La questione della revoca delle concessioni ad Autostrade per l'Italia continua ad essere un'incognita per il governo. Mentre il leader del Movimento Cinque Stelle, Luigi Di Maio, continua ad insistere sulla revoca immediata, ora potrebbe aprirsi un'altra via di risoluzione al dossier, che però non risulta ancora ufficiale. Si tratta di una maxi-multa nei confronti di Aspi che il governo potrebbe imporre al posto di una revoca. Ma i Cinque Stelle non ci stanno.

"Lo Stato non accetta carità, solo giustizia per le vittime. Per chi ha causato il crollo del ponte Morandi non ci saranno sconti", affermano però fonti pentastellate. Che aggiungono: "Ci sono le famiglie di 43 vittime che ancora attendono giustizia. La revoca della concessione ad Autostrade va inoltre nella direzione di un successivo abbassamento dei pedaggi". L'ipotesi della maxi-multa verrebbe inoltre dopo la richiesta del governo di compensazione per circa 3,5/4 miliardi di euro, attraverso una riduzione delle tariffe. Il taglio dovrebbe essere attorno al 5%.

La ministra De Micheli: "Proposta insufficiente"

In un'intervista su Repubblica, la ministra delle Infrastrutture e dei Trasporti, Paola De Micheli, afferma che la proposta di compensazione non basta per evitare la revoca: "Aspi ha fatto diverse proposte anche al precedente governo. Le abbiamo ritenute insufficienti per le ricadute a vantaggio dei cittadini. I 700 milioni per la riduzione dei pedaggi? Ci saremmo aspettati una riduzione significativa delle tariffe ai caselli, senza modificare il piano di maggiori investimenti per la rete e per la manutenzione. La proposta è insufficiente", sostiene la ministra.

Che poi ha aggiunto: "Autostrade comprende i 600 milioni della ricostruzione del Ponte Morandi nel risarcimento che offre allo Stato? Sono soldi già previsti per legge. Se la discussione comincia così non è solo insufficiente, è anche irricevibile". L'ipotesi di una revoca, spiega De Micheli, ha sia una base giuridica che una economica, entrambe da tenere in considerazione nelle decisioni, che verranno condivise con il presidente del Consiglio e gli altri ministri.

Per quanto riguarda i tempi di una risoluzione, De Micheli non si sbilancia.
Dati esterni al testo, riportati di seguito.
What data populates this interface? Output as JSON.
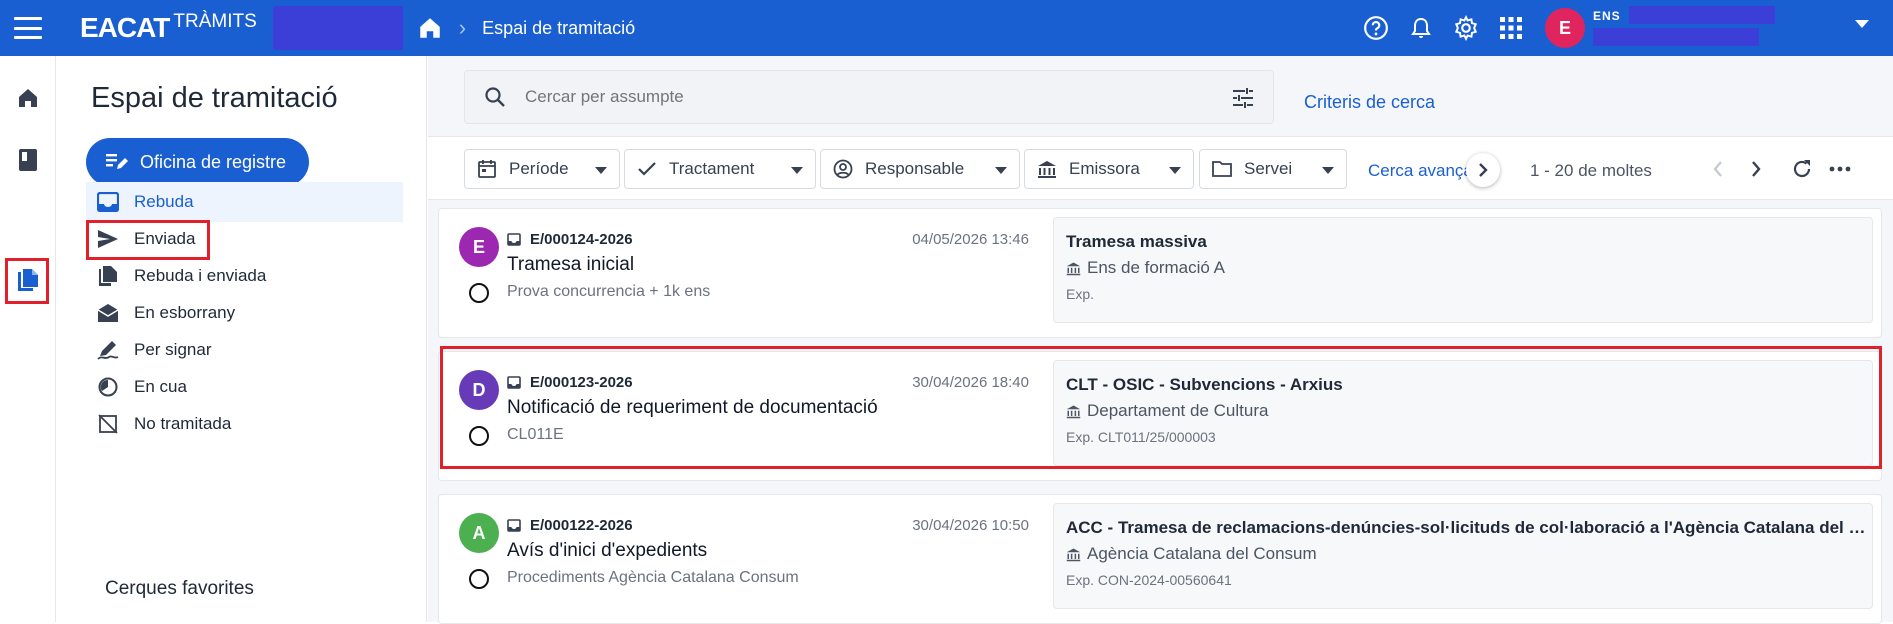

Poi afferma: "Sono emerse carenze nella manutenzione e nei controlli che non sono stati fatti a regola d'arte, come si dice in cantiere. E non riguardano solo il Morandi. Al di là di Aspi, va rivista la cultura del rapporto tra il privato e il pubblico. Il pubblico ha un interesse prevalente e se non ha la forza di farlo valere si crea uno squilibrio che è un danno anche per il privato perché si abbassa la qualità. La tragedia di Genova purtroppo è una lezione".

Il nuovo piano industriale di Aspi

Anche il ministro dello Sviluppo Economico, Stefano Patuanelli, non ha dubbi sulla revoca: "Sono certo che la revoca della concessione sia il risultato che dobbiamo ottenere", ha affermato. Ma mentre una decisione del governo ancora non si delinea, Aspi da parte sua si prepara a implementare un nuovo piano industriale. Un progetto triennale che vuole mettere un punto con il passato. L'amministratore delegato Roberto Tomasi dovrebbe presentare il piano al consiglio di amministrazione verso la metà del mese: questo punta tutto su manutenzione, innovazione tecnologica e sostenibilità.

Si parlerà del monitoraggio sui principali viadotti, svolto grazie a un sistema di intelligenza artificiale che permetterà di tenere sotto controllo lo stato di salute delle infrastrutture in tempo reale: proprio in questi giorni si dovrebbe dare il via alla fase di sperimentazione sul viadotto Bisagno in Liguria, un tratto dell'autostrada A12 Genova-Livorno. Tomasi ha inoltre riconfermato la volontà di fare importanti investimenti e trattare con il governo per salvare la società. La Borsa, nel frattempo, risponde bene al clima di negoziazioni e mediazione: dopo le chiusure in rosso dei giorni scorsi, i titoli si sono infatti risollevati.